The research team analyzed 517 programming queries sourced from Stack Overflow and assessed various aspects of ChatGPT’s answers, encompassing correctness, consistency, comprehensiveness, and brevity. Unfortunately, the results of the assessment were disappointing, unveiling that 52% of the provided answers were incorrect, and a significant 77% were unnecessarily lengthy. What added further apprehension was the observation that the AI’s eloquent and systematic language style frequently confounded participants. Only in instances where the mistakes were glaringly apparent were the participants able to discern the inaccuracies.
Despite the inaccuracies, nearly 40% of the participants favored ChatGPT’s responses. However, an alarming 77% of these preferred responses turned out to be wrong. The researchers, including figures like Samia Kabir, David Udo-Imeh, Bonan Kou, and Assistant Professor Tianyi Zhang, clarified that many errors stemmed from ChatGPT’s inability to grasp the contextual subtleties of the questions.

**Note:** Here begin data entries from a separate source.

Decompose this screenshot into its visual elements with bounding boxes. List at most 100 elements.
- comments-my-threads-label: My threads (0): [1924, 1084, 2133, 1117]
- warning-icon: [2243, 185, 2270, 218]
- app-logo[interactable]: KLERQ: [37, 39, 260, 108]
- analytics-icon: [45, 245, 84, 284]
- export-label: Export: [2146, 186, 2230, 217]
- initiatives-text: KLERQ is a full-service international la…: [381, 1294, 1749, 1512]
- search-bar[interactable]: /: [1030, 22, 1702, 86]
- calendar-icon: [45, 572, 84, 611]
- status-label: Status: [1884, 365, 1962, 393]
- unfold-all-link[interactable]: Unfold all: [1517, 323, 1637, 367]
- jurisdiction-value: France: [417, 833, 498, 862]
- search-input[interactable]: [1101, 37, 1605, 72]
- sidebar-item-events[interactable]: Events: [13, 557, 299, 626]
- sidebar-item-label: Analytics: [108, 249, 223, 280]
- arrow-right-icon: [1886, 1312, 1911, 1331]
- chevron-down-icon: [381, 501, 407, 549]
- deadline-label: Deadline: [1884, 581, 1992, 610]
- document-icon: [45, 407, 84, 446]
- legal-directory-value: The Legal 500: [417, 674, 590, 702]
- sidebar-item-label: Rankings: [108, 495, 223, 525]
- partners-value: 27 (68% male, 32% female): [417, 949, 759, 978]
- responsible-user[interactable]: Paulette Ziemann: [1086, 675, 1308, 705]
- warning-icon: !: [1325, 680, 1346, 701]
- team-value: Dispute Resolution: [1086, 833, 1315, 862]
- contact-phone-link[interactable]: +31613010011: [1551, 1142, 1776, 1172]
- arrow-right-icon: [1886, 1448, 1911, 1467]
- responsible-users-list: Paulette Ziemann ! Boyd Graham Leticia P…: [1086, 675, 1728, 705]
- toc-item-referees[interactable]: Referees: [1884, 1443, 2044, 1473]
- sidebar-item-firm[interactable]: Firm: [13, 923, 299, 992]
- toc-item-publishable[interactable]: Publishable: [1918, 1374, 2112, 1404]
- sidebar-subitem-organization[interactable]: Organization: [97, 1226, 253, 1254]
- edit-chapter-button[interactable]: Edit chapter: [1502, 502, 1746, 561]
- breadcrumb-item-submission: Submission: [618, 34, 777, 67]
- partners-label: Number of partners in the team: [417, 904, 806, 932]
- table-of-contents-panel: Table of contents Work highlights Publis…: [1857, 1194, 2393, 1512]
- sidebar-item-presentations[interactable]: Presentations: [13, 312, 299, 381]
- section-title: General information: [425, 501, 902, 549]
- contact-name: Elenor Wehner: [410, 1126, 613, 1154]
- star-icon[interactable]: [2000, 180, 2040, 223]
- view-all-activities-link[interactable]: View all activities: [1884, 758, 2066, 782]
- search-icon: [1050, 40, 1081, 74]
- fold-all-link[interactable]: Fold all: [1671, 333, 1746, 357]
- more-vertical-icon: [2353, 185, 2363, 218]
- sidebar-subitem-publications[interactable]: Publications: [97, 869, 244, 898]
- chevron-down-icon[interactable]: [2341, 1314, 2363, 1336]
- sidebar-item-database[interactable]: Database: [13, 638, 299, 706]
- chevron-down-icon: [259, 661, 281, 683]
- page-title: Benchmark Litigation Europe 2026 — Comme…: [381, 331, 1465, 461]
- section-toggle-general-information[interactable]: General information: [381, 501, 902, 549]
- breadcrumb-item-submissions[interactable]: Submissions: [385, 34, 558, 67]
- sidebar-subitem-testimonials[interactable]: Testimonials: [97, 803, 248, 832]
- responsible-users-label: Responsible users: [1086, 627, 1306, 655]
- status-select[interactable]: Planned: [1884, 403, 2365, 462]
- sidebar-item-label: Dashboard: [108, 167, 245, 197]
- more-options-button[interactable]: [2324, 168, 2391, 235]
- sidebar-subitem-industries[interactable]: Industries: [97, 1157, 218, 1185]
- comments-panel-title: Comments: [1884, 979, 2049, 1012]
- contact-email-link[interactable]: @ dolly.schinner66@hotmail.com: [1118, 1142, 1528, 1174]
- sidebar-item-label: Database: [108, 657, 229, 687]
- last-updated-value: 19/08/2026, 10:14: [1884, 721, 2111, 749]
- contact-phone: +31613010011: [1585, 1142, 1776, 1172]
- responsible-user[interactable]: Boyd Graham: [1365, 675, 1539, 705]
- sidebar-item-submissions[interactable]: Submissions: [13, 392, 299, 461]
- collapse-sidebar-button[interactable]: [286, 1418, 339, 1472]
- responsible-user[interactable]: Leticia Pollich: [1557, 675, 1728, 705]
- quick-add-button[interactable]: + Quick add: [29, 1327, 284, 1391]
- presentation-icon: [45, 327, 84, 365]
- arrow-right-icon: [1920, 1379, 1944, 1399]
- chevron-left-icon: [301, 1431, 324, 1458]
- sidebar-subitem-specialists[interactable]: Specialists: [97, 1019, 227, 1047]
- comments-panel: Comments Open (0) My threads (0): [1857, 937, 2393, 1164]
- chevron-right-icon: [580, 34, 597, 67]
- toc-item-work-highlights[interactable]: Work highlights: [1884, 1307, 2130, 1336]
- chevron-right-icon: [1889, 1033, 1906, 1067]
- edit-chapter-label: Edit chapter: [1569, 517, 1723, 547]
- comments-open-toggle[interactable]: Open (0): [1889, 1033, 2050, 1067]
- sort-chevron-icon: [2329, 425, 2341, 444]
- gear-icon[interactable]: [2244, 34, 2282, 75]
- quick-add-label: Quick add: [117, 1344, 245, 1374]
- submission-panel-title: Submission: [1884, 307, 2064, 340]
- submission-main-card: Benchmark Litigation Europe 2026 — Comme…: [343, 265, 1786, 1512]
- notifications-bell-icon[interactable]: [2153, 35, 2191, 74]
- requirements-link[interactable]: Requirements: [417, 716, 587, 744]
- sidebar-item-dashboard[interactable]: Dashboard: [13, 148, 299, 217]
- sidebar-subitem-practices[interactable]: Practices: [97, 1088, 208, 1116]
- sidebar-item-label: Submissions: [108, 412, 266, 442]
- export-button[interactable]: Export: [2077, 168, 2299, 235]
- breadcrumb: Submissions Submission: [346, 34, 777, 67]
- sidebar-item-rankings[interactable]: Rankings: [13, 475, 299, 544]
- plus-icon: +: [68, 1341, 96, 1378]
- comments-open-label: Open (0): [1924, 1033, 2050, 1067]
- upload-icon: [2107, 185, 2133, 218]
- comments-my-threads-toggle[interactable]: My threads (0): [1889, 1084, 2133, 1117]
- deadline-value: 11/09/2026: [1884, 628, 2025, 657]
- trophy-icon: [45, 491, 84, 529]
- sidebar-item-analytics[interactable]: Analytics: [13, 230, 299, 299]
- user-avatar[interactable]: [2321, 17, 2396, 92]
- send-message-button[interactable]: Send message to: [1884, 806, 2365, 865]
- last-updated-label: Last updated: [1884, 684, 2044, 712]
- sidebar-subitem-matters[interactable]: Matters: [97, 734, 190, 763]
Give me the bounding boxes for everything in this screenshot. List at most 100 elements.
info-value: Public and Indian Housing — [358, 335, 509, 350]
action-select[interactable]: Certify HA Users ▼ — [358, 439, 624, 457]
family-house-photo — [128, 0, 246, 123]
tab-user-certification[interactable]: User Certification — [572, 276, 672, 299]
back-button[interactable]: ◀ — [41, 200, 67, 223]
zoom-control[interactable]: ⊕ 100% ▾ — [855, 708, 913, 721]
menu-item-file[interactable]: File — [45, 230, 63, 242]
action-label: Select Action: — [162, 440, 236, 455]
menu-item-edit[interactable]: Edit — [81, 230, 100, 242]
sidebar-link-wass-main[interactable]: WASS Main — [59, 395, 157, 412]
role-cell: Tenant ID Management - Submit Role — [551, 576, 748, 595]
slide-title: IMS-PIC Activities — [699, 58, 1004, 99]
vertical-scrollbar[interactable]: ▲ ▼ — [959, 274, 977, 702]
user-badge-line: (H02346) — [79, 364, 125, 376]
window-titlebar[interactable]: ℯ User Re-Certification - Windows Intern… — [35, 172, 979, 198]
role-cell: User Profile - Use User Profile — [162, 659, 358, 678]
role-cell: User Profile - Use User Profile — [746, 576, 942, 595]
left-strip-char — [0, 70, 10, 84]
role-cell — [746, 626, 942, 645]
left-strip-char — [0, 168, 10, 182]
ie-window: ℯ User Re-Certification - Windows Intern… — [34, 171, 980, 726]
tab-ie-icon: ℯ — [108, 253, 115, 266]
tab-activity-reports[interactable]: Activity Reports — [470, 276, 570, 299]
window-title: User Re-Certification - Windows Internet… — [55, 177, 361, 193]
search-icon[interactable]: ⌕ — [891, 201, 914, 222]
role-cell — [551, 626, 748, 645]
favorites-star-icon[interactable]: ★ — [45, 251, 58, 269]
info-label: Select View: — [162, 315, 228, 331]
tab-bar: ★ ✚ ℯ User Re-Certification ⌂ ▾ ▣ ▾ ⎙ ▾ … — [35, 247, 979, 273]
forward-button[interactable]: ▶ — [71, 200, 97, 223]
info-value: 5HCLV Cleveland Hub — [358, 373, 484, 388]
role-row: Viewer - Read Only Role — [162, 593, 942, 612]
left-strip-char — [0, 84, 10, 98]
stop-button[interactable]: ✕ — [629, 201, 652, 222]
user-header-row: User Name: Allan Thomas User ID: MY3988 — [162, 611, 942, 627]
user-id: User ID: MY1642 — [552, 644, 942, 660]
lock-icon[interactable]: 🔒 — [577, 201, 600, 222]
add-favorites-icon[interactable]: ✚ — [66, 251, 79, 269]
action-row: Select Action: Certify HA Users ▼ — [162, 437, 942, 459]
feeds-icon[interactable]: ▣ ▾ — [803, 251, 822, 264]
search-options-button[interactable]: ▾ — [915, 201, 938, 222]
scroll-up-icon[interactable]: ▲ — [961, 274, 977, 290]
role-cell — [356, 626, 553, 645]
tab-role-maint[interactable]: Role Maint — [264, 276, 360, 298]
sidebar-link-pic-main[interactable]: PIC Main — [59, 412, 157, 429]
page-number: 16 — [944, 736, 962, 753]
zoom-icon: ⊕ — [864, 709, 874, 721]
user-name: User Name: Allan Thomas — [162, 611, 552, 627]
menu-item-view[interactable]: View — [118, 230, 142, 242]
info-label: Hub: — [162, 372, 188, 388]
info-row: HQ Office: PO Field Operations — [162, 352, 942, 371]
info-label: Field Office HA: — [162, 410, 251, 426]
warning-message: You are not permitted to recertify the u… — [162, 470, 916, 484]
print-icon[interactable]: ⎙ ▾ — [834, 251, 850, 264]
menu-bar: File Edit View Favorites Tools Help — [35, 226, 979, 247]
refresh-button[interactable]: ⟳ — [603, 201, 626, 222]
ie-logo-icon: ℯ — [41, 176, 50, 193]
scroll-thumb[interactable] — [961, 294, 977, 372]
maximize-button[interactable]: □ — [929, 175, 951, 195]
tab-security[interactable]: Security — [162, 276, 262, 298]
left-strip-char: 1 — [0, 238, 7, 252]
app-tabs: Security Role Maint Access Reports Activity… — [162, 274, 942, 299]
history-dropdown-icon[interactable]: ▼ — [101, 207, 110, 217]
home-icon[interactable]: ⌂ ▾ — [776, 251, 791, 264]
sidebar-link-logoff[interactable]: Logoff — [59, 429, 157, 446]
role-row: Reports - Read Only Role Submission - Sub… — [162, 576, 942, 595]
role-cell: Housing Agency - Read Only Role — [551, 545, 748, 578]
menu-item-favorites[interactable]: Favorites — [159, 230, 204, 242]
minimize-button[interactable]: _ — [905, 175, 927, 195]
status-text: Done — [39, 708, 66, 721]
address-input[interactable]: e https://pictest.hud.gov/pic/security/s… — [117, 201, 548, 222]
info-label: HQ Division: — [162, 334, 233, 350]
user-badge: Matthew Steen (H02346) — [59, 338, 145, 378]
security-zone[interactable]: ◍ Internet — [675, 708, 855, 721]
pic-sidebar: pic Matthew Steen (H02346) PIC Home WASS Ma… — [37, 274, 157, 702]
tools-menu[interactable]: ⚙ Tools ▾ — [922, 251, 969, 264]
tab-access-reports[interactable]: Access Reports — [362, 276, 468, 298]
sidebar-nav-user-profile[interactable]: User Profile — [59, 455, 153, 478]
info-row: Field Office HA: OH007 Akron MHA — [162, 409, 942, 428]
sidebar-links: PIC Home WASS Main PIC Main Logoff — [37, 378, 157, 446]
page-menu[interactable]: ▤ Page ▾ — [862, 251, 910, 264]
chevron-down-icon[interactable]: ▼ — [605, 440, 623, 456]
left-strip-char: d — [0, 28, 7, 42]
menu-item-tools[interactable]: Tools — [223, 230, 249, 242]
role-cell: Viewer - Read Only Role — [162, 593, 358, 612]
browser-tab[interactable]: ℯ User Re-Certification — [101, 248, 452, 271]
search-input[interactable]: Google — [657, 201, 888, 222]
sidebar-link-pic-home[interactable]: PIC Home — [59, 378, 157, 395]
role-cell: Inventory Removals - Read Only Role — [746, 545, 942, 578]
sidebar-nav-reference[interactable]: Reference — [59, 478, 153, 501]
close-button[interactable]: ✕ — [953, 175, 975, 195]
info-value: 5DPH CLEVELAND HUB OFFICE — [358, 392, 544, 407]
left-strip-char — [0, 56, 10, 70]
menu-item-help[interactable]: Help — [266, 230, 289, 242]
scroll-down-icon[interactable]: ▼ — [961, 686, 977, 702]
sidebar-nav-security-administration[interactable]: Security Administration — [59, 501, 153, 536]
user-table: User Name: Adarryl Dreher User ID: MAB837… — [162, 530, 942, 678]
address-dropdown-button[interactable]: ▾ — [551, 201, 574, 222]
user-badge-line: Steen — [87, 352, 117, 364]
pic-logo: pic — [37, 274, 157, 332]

These revelations present a compelling argument that existing generative AI, in its current form, may not be a suitable tool for aiding in code generation and could even yield counterproductive outcomes. Recognizing this reality, various tech giants like Google, Apple, Amazon, and Samsung have issued alerts or imposed restrictions on the use of generative AI for code suggestions.
Reports indicate that OpenAI is actively developing its upcoming GPT iteration, GPT-5, which is anticipated to rectify these issues.